When Maria Saucedo’s son was old enough, she tried to enroll him in preschool at Finkl Elementary, the same school her nephews attend. She was turned away. Finkl did not have a preschool program.
“It wasn’t here a year ago,” she said. “They sent me to another school. They said they didn’t have anything here.”
This year, Finkl, in Little Village, opened two new preschool classes as part of a Chicago Public Schools preschool expansion that added 1,500 seats citywide this year.
Saucedo’s 4-year-old son, Joshua, now attends Finkl.
“I’ve seen my son blossom in just this one month,” Saucedo said, adding how important preschool is for children.
Preschool provides children with the building blocks needed to succeed in later grades and prevents problems during teen years, Mayor Richard M. Daley said.
He urged parents to enroll their children in preschool and said they owe it to them.
“It isn’t the school educating your child,” Daley said. “It is you, with the help of the teachers and everyone educating your child.”
The school system was able to create 1,500 half-day preschool slots, many of them already filled, because it received an $11 million state grant.
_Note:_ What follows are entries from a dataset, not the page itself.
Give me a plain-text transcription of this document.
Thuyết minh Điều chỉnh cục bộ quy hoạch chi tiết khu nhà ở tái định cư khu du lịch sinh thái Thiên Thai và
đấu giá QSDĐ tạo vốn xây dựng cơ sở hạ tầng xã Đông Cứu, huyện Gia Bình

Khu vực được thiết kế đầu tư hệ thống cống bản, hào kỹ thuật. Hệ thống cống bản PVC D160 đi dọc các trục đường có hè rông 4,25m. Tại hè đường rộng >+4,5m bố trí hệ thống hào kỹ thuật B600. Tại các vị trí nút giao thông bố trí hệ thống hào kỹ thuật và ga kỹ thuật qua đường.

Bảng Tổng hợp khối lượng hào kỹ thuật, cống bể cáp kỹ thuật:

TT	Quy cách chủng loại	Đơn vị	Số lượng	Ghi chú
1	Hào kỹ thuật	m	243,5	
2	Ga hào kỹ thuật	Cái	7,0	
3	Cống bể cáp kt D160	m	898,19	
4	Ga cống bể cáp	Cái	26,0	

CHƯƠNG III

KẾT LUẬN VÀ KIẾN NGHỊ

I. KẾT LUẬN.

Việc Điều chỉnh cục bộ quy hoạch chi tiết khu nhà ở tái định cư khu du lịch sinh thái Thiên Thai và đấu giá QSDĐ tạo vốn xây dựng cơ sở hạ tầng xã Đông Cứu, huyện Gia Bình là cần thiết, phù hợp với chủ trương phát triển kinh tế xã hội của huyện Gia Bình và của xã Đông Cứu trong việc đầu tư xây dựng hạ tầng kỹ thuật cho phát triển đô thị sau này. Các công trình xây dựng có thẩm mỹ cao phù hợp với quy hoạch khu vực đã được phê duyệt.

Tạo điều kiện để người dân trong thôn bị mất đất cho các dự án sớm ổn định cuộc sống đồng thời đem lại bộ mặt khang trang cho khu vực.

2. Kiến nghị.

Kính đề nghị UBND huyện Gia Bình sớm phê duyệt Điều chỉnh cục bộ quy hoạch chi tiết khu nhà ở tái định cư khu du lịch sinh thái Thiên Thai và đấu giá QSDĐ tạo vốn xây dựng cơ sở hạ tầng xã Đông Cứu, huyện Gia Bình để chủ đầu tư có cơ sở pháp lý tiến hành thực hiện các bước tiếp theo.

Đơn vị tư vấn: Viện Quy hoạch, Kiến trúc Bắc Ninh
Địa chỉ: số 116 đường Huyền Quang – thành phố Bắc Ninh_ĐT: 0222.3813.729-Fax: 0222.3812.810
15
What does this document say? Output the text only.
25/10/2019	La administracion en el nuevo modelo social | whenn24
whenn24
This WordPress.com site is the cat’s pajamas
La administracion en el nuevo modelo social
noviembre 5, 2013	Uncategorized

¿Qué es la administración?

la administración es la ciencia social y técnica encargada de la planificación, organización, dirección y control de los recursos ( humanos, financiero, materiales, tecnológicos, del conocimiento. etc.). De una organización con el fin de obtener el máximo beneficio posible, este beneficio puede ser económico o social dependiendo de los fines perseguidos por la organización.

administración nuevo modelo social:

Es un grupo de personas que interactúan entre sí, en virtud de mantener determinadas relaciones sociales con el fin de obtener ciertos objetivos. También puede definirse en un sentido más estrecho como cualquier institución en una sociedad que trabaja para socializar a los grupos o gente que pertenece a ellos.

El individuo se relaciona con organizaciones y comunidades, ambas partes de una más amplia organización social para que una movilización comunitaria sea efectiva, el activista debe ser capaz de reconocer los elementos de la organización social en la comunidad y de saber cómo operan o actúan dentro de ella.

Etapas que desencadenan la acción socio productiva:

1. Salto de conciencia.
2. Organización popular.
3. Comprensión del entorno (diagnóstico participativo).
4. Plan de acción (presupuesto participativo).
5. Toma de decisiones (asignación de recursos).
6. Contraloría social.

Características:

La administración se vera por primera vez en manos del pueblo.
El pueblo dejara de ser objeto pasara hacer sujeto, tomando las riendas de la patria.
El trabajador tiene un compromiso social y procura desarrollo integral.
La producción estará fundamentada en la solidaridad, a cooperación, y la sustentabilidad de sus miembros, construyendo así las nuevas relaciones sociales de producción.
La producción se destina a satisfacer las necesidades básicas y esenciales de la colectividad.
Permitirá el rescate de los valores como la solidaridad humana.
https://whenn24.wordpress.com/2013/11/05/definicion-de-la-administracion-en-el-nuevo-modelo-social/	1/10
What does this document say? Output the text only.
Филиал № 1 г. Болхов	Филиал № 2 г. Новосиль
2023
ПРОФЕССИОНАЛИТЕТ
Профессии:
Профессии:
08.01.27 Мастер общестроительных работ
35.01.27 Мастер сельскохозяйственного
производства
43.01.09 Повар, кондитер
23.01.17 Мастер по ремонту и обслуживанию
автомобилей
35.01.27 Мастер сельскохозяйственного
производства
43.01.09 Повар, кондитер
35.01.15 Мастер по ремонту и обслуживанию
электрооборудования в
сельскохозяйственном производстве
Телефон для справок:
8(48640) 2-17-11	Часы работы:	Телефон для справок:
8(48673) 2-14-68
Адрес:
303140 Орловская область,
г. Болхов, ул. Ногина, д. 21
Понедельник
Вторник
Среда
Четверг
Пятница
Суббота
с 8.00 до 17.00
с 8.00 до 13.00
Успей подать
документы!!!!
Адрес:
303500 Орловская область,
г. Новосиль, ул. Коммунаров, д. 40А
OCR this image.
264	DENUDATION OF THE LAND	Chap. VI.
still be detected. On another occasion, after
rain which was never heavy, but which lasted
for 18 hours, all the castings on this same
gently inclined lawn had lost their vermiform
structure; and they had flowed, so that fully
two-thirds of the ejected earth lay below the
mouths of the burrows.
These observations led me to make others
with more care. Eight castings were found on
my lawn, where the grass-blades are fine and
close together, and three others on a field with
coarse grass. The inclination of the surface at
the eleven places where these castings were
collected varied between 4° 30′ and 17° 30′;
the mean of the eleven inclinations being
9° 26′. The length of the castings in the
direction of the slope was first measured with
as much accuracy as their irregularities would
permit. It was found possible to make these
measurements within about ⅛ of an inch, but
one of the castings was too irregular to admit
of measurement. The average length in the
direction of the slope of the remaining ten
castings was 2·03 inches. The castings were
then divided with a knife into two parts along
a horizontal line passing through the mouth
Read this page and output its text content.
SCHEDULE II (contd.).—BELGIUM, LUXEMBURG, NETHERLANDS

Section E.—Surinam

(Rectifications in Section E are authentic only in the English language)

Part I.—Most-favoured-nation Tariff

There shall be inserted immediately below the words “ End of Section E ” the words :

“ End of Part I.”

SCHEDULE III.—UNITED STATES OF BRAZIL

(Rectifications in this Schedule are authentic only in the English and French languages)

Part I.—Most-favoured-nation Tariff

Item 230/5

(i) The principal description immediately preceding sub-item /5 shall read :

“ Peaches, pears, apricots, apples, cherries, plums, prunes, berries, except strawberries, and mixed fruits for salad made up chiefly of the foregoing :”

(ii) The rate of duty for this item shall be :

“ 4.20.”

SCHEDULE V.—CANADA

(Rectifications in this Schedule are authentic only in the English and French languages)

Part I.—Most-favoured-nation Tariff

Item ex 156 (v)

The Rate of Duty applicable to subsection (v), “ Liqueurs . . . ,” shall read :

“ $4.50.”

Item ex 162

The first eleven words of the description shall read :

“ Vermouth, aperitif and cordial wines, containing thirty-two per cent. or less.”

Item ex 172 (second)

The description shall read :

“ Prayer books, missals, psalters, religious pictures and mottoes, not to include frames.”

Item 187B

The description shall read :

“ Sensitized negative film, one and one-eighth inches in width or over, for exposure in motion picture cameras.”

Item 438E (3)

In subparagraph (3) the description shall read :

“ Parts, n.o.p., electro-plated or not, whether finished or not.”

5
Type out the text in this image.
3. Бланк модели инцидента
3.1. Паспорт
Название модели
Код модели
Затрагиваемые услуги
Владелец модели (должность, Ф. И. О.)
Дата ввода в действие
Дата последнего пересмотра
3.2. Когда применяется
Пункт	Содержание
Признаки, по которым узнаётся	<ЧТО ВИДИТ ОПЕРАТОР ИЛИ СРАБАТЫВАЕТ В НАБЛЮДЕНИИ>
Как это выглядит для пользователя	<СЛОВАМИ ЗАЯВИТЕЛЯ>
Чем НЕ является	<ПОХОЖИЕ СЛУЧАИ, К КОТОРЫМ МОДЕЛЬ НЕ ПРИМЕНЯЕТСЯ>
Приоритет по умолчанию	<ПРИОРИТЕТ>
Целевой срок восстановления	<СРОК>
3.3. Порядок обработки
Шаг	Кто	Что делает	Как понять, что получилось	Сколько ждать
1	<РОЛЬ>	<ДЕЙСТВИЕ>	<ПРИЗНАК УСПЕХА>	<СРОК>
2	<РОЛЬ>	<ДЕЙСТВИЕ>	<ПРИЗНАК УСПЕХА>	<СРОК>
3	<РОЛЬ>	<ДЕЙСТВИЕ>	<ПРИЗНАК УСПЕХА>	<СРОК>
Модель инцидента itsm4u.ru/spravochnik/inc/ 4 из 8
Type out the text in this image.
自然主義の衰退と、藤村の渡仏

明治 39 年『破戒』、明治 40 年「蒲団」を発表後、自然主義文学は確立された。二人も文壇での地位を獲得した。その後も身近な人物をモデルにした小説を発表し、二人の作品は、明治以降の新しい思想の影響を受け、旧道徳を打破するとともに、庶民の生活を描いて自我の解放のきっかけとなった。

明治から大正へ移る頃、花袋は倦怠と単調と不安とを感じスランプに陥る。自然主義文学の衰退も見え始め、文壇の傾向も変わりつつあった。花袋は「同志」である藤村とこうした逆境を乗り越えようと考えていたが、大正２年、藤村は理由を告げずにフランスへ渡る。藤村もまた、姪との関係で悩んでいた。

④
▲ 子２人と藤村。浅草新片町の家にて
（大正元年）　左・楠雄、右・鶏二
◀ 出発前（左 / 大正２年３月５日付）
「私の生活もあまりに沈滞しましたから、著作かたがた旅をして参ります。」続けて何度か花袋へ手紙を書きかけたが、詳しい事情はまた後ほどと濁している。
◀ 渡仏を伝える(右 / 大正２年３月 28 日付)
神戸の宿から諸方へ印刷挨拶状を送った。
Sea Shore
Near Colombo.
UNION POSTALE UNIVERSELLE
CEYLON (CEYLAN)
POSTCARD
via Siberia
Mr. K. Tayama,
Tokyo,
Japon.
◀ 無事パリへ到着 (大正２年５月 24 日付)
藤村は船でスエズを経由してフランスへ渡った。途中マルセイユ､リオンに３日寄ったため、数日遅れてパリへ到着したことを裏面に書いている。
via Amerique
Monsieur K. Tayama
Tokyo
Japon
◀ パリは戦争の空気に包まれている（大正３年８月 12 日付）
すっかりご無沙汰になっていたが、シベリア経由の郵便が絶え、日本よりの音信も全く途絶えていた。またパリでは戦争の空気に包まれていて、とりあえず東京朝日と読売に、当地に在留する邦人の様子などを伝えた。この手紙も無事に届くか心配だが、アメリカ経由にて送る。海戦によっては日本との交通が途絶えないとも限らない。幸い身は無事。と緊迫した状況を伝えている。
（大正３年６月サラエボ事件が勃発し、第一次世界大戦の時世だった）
The remaining seats are expected to be filled by January.
Rufus Williams, Chicago Board of Education president, said the grant will be spent to support the seats that are already open and that additional money would be needed to open more spots for students.
“There’s a tremendous unmet demand right now,” Chicago schools CEO Arne Duncan said.
According to Duncan, about 33,000 students are enrolled in preschool programs across the city but the city needs about 60,000 seats total. The school system has been adding at least a thousand new preschool seats a year, Duncan said, but has a long way to go.
“[CPS] will continue to create access in communities that haven’t had any,” Duncan said.